Wide open borders paved the way for Trump's return. For all practical purposes, those high visibility migrant caravans were free advertising for MAGA.
In the US, many liberals don't understand the difference between patriotism (good) and nationalism (bad). Péter Magyar literally waved the Hungarian flag at rallies which were vast seas of Hungarian colors. We need to make this comment by the late über-liberal Bill Moyers a fundamental part of our thinking:
The flag belongs to the country, not to the government.
And it certainly doesn't belong to Republicans. By conceding the flag and other national symbols, you concede America.
In the United States, many of Donald Trump’s most fervent critics do something rather different: When the president and Fox News criticize an idea, Democrats declare themselves to be for it. This dynamic not only allows MAGA Republicans to set the terms of the American political debate but also boxes Democrats into backing unpopular policy positions: defunding the police; limiting immigration enforcement, even for criminals; insisting upon allowing the participation of trans women in women’s sports. Roger Scruton, the late British conservative philosopher, brought to prominence the idea of “oikophobia”—that is, a feeling of embarrassment about one’s home country and of affection for foreign societies that arises as a reaction to xenophobia. This affliction is not uncommon among American Democrats, and it concedes the field of patriotism to Republicans. This is an error that successful anti-populists such as Magyar and Tusk do not fall into.
Social media has done a lot to box Democratic politicians into maximalist positions which are not popular with the majority of voters.
In 2019 Nate Cohn and Kevin Quealy at the New York Times did a study of Democrats on Twitter. They concluded that Democrats who were particularly active on (then) Twitter were not all that representative of Democrats in real life.
Today’s Democratic Party is increasingly perceived as dominated by its “woke” left wing. But the views of Democrats on social media often bear little resemblance to those of the wider Democratic electorate. The outspoken group of Democratic-leaning voters on social media is outnumbered, roughly 2 to 1, by the more moderate, more diverse and less educated group of Democrats who typically don’t post political content online, according to data from the Hidden Tribes Project. This latter group has the numbers to decide the Democratic presidential nomination in favor of a relatively moderate establishment favorite, as it has often done in the past. [ ... ] But it would also be a mistake to assume that outrage on social media means outrage throughout the broader electorate. And it would be a mistake to assume that more moderate Democrats are out of step with the party’s electorate.
Get a better idea of what your Democratic neighbors are thinking.

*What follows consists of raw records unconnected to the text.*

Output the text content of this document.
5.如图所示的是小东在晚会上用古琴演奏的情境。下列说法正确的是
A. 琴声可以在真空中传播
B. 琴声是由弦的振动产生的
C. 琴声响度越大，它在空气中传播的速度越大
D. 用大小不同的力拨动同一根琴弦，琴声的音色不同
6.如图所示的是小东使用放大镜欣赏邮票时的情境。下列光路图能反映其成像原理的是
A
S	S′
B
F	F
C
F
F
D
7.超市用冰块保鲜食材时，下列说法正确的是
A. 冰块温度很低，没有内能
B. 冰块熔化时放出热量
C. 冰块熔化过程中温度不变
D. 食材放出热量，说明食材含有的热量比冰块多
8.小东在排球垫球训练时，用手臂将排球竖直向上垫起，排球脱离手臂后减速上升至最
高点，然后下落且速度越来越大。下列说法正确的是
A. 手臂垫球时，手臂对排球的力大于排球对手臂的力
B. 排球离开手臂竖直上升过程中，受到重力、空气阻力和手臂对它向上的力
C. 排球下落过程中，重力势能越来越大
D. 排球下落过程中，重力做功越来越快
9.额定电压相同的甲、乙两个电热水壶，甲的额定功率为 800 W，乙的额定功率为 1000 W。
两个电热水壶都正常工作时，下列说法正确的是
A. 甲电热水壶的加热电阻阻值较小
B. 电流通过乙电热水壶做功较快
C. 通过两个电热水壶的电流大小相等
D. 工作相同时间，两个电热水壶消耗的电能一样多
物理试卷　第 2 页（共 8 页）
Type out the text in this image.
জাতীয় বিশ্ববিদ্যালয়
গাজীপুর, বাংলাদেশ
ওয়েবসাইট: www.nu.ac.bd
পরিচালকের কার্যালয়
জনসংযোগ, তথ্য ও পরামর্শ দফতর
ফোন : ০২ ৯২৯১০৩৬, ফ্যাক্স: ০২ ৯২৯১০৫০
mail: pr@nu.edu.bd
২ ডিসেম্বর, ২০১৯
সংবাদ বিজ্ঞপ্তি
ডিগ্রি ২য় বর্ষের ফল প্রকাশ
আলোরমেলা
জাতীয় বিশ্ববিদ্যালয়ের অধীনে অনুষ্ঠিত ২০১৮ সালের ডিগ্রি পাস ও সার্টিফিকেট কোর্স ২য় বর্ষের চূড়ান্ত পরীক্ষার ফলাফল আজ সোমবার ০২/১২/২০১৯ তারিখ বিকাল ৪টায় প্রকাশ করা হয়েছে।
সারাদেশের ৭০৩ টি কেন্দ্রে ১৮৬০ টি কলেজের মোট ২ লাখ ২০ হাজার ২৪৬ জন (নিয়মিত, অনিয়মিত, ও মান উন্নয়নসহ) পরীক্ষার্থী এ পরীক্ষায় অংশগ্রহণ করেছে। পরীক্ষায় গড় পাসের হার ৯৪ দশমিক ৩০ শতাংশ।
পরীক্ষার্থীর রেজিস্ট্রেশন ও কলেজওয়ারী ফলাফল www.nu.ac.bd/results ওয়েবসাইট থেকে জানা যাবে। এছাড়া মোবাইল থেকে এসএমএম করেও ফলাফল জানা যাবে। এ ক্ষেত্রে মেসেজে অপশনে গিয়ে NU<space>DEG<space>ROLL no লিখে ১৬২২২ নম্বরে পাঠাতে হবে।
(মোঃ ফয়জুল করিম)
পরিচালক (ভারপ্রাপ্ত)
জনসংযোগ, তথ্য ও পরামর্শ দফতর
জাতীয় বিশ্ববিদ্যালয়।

A great way is to actually talk with them and listen to their concerns. The vast majority do not spend 16 hours a day doom scrolling or posting hyperbolic outrage directed at any Democratic politician who does not agree with them 250% of the time.
NYC is not majority socialist. Yet Zohran Mamdani won a decisive victory in his race for mayor. He had volunteers knock on doors and listen to voters across the city. Affordability and accountability by officials counted way more than culture war issues. Democrats who wish to be successful this year should do local or statewide adaptations of his campaign with heavy emphasis on person-to-person contact with voters.
Viktor Orbán had been in office since 2010. He was already deeply entrenched by the time Trump took his famous escalator ride. You could say that the road to MAGA went through Budapest. Péter Magyar shows us that the road out of MAGA also runs through Budapest.